Book Review: Circe

Amazon Cover

Circe by Madeline Miller


In the house of Helios, god of the sun and mightiest of the Titans, a daughter is born. But Circe is a strange child — not powerful, like her father, nor viciously alluring like her mother. Turning to the world of mortals for companionship, she discovers that she does possess power — the power of witchcraft, which can transform rivals into monsters and menace the gods themselves.

Threatened, Zeus banishes her to a deserted island, where she hones her occult craft, tames wild beasts and crosses paths with many of the most famous figures in all of mythology, including the Minotaur, Daedalus and his doomed son Icarus, the murderous Medea, and, of course, wily Odysseus.

But there is danger, too, for a woman who stands alone, and Circe unwittingly draws the wrath of both men and gods, ultimately finding herself pitted against one of the most terrifying and vengeful of the Olympians.
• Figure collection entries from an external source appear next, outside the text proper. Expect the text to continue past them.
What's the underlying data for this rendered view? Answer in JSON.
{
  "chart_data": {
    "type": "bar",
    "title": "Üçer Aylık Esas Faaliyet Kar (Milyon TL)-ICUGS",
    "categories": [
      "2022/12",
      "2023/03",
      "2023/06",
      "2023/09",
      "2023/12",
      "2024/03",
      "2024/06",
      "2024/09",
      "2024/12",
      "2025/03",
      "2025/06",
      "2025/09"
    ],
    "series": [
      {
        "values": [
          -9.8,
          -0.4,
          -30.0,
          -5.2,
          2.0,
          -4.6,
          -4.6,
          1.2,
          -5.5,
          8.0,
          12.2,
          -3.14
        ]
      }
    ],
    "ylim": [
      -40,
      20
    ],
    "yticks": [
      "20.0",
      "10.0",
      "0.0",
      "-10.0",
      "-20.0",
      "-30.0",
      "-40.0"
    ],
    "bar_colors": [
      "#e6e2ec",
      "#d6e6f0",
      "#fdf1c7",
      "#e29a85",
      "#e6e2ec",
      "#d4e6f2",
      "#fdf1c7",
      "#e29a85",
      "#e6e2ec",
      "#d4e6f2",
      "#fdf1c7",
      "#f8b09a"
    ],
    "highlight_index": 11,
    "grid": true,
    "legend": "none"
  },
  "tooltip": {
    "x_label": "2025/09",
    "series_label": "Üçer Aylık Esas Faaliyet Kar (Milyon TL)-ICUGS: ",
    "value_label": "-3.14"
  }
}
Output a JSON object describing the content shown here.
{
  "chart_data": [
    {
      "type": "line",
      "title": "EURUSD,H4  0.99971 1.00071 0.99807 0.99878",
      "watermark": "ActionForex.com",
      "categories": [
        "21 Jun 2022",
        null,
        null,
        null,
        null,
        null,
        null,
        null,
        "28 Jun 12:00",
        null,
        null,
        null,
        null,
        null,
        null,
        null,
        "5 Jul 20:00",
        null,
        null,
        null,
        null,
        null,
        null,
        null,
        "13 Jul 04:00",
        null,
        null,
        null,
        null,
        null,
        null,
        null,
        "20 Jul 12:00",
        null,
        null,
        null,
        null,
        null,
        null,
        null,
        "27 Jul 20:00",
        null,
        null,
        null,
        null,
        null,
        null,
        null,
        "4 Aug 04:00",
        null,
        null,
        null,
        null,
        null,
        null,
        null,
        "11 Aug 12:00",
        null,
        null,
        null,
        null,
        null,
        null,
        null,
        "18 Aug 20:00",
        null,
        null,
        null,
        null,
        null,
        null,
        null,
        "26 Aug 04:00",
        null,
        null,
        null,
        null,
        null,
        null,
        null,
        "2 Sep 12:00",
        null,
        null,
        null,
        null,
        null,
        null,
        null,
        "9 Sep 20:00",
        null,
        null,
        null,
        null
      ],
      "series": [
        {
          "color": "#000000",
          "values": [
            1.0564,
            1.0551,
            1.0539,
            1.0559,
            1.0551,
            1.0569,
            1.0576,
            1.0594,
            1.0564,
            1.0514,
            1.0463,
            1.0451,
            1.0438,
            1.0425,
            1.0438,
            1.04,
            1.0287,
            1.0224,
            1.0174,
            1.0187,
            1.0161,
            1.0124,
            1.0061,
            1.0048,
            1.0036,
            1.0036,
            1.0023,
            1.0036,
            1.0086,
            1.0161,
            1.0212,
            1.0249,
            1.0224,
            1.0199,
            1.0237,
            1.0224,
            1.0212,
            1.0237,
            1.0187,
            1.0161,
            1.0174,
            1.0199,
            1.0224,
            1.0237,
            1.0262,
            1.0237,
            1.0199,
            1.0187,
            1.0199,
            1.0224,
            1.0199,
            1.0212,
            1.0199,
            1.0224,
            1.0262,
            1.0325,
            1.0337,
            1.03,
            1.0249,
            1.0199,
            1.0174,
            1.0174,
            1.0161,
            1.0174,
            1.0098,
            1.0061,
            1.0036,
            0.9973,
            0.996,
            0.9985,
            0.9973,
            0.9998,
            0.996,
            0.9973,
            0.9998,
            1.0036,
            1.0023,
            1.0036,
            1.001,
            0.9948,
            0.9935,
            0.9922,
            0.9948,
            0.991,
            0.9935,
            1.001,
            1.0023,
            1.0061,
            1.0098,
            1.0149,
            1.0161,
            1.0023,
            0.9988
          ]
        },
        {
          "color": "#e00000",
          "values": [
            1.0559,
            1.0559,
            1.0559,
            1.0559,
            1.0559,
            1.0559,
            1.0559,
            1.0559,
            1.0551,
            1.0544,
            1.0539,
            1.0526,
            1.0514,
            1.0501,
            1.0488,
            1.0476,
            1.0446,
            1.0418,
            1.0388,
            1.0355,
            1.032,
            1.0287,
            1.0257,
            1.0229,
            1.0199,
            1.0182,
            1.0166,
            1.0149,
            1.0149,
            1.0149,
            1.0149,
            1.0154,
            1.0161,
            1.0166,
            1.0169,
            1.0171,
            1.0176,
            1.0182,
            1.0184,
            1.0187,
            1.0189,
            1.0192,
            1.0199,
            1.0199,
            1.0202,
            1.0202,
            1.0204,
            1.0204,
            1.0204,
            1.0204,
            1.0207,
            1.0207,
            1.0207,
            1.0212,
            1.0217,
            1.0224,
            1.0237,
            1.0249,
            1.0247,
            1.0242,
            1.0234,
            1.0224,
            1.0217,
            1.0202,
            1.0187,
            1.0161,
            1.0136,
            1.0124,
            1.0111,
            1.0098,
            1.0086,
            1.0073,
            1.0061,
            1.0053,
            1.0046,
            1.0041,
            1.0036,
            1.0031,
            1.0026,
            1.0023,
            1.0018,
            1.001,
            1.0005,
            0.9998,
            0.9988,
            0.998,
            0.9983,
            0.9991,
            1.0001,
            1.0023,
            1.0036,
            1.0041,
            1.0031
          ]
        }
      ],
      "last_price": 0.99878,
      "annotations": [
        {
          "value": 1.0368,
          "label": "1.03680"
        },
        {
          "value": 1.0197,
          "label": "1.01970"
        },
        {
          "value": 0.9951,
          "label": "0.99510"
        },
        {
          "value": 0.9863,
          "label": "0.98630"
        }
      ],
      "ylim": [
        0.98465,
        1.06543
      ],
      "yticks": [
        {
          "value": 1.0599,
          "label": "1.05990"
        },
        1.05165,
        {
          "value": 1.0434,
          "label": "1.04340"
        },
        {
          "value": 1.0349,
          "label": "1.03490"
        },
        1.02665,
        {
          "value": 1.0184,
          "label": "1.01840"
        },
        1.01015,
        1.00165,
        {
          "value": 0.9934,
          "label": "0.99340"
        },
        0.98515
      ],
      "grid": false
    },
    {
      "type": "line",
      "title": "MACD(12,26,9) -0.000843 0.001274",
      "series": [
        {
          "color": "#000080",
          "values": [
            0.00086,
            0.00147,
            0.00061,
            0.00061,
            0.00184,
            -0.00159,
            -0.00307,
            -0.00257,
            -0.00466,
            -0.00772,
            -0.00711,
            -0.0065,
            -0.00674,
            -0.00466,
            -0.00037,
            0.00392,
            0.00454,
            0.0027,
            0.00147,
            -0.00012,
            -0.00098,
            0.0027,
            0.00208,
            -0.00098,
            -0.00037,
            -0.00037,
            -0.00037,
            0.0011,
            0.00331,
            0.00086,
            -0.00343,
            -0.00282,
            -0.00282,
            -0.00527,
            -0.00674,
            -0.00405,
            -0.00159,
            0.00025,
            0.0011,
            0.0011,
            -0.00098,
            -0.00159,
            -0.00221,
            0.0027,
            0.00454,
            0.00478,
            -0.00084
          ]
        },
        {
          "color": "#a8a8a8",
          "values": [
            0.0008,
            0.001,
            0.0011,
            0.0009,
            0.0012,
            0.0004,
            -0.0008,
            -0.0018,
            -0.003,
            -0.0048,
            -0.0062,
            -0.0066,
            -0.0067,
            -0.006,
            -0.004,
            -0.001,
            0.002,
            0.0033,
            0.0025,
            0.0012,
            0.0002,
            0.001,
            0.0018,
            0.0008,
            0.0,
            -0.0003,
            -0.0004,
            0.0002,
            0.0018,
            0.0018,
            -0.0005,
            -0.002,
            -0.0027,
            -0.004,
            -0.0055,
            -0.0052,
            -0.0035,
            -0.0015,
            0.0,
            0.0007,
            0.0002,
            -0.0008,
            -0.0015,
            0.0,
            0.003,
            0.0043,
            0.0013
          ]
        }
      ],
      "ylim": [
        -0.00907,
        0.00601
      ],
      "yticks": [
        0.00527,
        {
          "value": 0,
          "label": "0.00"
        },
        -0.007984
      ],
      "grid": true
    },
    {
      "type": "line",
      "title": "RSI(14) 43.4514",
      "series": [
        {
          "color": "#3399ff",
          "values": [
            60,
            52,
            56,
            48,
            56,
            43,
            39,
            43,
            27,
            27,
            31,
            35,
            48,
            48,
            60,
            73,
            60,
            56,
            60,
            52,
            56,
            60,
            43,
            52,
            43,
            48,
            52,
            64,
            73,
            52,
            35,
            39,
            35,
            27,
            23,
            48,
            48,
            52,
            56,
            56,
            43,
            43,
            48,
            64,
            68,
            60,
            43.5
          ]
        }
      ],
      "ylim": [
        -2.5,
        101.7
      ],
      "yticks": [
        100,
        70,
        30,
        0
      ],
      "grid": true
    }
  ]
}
To protect what she loves most, Circe must summon all her strength and choose, once and for all, whether she belongs with the gods she is born from, or the mortals she has come to love.

With unforgettably vivid characters, mesmerizing language, and page-turning suspense, Circe is a triumph of storytelling, an intoxicating epic of family rivalry, palace intrigue, love and loss, as well as a celebration of indomitable female strength in a man’s world.



Read for Book Club

A coming-of-age story, for someone that takes a thousand years to grow up. While gods might reach adulthood within a few days of being born, they are far from mature. Circe, daughter of Titan and a nymph, is no exception to the rule.
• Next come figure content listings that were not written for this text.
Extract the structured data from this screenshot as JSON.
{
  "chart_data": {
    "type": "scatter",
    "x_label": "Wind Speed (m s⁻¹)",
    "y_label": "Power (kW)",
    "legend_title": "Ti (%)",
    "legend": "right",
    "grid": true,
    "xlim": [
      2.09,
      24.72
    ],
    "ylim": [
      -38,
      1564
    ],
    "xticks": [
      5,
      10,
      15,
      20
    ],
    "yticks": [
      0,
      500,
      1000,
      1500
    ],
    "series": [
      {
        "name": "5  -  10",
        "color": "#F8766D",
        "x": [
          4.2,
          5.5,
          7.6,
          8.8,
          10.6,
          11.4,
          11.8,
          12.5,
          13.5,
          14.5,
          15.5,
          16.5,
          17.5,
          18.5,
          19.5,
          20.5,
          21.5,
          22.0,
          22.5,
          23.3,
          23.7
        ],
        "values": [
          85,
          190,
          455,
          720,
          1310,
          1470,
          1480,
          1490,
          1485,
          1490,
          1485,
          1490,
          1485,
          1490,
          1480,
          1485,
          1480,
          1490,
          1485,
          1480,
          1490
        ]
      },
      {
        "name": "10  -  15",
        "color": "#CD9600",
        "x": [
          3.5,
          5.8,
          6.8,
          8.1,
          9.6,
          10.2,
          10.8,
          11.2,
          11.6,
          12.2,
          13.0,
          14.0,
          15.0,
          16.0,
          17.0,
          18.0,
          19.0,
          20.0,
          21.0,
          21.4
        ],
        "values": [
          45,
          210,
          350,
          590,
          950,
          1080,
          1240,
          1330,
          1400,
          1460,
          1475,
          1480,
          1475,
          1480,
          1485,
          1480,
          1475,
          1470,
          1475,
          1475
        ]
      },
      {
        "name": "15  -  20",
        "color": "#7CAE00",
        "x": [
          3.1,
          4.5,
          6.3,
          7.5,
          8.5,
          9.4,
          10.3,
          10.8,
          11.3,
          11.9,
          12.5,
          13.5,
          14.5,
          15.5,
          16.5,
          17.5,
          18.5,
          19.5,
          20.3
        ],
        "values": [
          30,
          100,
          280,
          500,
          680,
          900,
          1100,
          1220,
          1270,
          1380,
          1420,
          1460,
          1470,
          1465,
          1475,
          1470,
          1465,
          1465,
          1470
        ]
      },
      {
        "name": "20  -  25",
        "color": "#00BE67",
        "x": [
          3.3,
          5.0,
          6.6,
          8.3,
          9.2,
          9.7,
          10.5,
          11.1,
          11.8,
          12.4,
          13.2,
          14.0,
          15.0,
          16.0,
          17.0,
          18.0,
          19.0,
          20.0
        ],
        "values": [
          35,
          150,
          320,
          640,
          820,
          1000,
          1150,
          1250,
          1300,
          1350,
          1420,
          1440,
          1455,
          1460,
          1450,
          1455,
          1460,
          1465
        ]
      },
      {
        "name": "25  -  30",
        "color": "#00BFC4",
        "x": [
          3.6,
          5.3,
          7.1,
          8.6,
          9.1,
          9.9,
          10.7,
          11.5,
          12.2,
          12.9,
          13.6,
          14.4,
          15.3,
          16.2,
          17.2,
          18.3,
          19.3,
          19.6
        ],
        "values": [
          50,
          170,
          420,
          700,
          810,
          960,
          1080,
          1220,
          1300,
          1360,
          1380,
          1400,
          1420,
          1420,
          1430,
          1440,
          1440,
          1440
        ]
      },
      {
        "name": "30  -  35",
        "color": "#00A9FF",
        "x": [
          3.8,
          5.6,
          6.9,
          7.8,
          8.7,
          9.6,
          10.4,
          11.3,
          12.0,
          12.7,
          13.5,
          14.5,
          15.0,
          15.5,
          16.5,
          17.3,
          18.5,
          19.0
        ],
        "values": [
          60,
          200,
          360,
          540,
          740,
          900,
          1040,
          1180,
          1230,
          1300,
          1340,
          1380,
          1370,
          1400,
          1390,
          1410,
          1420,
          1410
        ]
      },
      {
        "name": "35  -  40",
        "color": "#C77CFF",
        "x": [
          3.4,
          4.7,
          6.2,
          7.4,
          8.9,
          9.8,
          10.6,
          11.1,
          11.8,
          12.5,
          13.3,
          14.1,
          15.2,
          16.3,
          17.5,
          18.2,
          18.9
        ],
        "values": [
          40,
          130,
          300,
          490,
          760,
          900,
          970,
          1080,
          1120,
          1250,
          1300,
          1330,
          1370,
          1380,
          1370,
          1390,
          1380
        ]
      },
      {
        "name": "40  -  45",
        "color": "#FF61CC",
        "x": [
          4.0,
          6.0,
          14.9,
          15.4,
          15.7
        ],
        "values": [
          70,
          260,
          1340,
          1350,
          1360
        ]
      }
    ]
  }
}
It takes her so looooong to get any agency. That is part coming-of-age, getting and developing agency. And when your family are careless gods who have no bounds, and the child-adult lives in a world where the whim of gods takes agency away from all, cultivating agency can be as helpless as planting seed during hurricane season.

More literary than genre, the book focuses on Circe’s emotional development and back-slides. Lots of mythology is covered from the nature gods to the age of heroes. Beautiful language throughout.

I like to see agency in action, a lot. This story is about developing agency, not using it, so not really my cup of tea. On the other hand, book clubs are great because they make you try new things.